Problem 2 (in what context to run finalizers) is not just concerned
with threads: single-threaded applications will also suffer, because
the finalizers for some objects should be run with the program in
state A (e.g. some lock held), and the finalizers for other objects
should be run in state B (e.g. some data structure consistent), and so
forth.  Finalizers which are run asynchronously by the GC have to get
around this sort of problem by queuing finalization actions for later
(synchronous) treatment.  This is just guardians ("near-death
notices") done by the mutator.

> Do near-death notices have any advantages over death notices?  It
> seems that death notices would make the collector's job easier.

Actually it's about the same.  The only difference is whether or not you 
scan the objects which you are taking action on.

> The only thing I can think of is that it might simplify your design
> to have the resource to be freed referenced only in the object that
> owns it, rather than in both that object and its nanny object.
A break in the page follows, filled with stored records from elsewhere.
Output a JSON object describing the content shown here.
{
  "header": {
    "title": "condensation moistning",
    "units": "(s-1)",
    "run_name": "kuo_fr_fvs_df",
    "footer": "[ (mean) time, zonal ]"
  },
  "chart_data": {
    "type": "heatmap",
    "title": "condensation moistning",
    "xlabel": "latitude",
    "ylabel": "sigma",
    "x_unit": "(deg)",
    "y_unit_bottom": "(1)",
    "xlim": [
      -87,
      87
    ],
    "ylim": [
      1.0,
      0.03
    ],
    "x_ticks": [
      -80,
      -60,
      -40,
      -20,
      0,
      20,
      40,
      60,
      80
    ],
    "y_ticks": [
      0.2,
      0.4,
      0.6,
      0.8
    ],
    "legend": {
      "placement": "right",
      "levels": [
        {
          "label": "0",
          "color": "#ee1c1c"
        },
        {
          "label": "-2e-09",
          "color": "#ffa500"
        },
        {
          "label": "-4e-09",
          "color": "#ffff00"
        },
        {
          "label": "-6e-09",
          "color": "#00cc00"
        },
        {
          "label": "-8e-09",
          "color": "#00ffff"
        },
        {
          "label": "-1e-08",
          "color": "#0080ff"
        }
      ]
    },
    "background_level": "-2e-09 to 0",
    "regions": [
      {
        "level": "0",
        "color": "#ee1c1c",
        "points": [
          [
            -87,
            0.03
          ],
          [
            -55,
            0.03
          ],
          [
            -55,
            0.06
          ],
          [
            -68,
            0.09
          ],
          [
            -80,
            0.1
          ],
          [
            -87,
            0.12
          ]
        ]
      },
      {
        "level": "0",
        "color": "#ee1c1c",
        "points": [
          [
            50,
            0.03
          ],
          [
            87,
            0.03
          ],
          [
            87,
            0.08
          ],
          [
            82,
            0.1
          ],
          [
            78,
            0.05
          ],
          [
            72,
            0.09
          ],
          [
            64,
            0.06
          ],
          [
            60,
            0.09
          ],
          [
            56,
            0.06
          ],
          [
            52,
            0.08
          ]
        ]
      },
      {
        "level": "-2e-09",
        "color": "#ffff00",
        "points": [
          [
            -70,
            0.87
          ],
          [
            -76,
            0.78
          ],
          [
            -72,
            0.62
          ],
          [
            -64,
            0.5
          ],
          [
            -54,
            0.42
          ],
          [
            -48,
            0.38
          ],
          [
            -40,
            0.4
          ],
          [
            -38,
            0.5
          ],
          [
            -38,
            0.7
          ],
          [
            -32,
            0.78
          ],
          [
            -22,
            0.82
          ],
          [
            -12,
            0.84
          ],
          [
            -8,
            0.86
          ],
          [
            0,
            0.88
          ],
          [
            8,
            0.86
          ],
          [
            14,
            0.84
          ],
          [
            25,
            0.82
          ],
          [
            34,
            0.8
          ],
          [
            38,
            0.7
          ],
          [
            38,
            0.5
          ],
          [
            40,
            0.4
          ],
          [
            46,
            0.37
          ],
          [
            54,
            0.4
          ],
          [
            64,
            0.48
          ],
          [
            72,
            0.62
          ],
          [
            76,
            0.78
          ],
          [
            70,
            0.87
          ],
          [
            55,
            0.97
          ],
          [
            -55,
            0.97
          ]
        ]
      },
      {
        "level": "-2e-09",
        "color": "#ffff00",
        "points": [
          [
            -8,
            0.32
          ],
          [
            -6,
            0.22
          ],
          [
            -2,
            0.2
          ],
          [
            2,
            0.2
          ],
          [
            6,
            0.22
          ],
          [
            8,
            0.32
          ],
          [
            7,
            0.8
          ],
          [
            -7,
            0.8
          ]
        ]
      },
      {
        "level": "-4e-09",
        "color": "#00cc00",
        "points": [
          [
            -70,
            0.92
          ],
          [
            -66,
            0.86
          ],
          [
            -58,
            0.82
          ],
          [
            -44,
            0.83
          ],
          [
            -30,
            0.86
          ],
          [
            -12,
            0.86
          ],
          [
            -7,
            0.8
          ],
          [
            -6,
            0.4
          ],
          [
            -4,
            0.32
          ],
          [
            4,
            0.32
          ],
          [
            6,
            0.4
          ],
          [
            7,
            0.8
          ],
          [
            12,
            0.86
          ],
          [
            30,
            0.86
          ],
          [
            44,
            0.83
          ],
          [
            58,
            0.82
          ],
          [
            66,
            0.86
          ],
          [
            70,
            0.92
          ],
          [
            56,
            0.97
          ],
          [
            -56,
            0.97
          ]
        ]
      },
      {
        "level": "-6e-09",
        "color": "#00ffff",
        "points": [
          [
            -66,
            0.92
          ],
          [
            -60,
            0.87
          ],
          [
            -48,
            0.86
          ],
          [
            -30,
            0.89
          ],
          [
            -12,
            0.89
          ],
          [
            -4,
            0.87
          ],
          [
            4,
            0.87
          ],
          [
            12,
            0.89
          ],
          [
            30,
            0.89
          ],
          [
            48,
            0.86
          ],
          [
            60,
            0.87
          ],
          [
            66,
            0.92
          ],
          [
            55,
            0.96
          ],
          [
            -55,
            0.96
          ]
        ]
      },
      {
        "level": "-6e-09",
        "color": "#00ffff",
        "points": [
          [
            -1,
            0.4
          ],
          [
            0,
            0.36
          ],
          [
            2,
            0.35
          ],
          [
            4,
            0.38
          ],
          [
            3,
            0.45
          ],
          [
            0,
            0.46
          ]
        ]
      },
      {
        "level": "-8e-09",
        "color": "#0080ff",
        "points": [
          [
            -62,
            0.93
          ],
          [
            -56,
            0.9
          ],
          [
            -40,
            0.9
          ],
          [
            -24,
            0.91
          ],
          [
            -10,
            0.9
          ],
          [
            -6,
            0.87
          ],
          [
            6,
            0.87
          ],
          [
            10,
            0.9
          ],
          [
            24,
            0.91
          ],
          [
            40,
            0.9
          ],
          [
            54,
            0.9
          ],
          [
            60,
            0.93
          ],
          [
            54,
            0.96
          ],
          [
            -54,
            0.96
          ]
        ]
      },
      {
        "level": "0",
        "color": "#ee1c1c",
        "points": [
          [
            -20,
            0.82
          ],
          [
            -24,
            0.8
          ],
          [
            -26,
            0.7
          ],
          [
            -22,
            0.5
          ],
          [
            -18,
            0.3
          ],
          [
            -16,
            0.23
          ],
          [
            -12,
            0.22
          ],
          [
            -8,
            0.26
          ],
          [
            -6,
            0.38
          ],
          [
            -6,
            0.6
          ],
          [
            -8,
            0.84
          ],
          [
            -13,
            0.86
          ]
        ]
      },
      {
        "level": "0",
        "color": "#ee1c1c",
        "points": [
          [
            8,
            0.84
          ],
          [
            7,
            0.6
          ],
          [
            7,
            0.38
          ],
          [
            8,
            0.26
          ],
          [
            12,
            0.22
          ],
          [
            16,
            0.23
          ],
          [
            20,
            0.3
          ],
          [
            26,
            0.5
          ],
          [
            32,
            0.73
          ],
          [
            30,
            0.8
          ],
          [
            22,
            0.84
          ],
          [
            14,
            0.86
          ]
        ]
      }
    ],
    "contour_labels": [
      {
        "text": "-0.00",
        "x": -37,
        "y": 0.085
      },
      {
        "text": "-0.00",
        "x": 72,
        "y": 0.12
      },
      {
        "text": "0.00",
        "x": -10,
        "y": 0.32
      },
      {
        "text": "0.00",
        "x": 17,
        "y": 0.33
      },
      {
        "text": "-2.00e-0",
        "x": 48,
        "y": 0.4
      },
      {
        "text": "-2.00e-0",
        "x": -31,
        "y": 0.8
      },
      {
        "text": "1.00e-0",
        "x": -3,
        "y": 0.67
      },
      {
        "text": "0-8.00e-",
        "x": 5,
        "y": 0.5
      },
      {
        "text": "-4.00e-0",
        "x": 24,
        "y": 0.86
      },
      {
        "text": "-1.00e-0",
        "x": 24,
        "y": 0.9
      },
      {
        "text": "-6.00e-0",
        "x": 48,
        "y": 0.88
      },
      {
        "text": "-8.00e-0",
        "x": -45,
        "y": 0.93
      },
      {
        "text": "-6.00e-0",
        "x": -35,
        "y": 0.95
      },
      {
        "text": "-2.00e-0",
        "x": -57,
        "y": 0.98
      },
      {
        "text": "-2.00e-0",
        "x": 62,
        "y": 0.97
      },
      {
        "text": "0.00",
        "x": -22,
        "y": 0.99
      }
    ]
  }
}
The finalizer needs to know what to free.  A death notice system has
to have some mechanism for getting this information to the finalizer.
For instance, in Java you have to subclass PhantomReferences with a
slot for the actual file descriptor.  In a guardian ("near-death
notices") system, you have the file object in your hand and can call
its usual closing method.  I think there's a benefit to the guardian
system here.

> The only suggestion I've seen on the list is that the mutator might
> want to bring in faith healers or steal the wedding ring of the
> garbage object, and I can't imagine what these actions would be
> analogous to in my programs.

I can imagine wanting to keep the object (or some of its state) around
for debug purposes; I guess that counts as "faith healers" (or maybe
"spirit mediums").

> Is it more difficult to verify code that figures out when to free
> resources by hand than to prove to yourself that the resources do, in
> fact, eventually get freed?  If I understand correctly, Hans-J. Boehm
> asserts that it is in his quote above, but I don't understand why.

Hans is contrasting:

(a) a system using finalizers, containing a few localized pieces of
  finalizer code which one can thoroughly check (or even prove to be
  correct), against

(b) a system without finalizers, in which the mutator has to reproduce
  a lot of the logic of the collector in order to determine liveness
  of those few classes of objects which one wants to finalize.

I agree with Hans that (b) is much harder than (a).  This shows that,
given a requirement for finalizers, the mechanism should be provided
by the collector.  There have been some debates about the prevalence
of the requirement, but it is certainly present in some systems.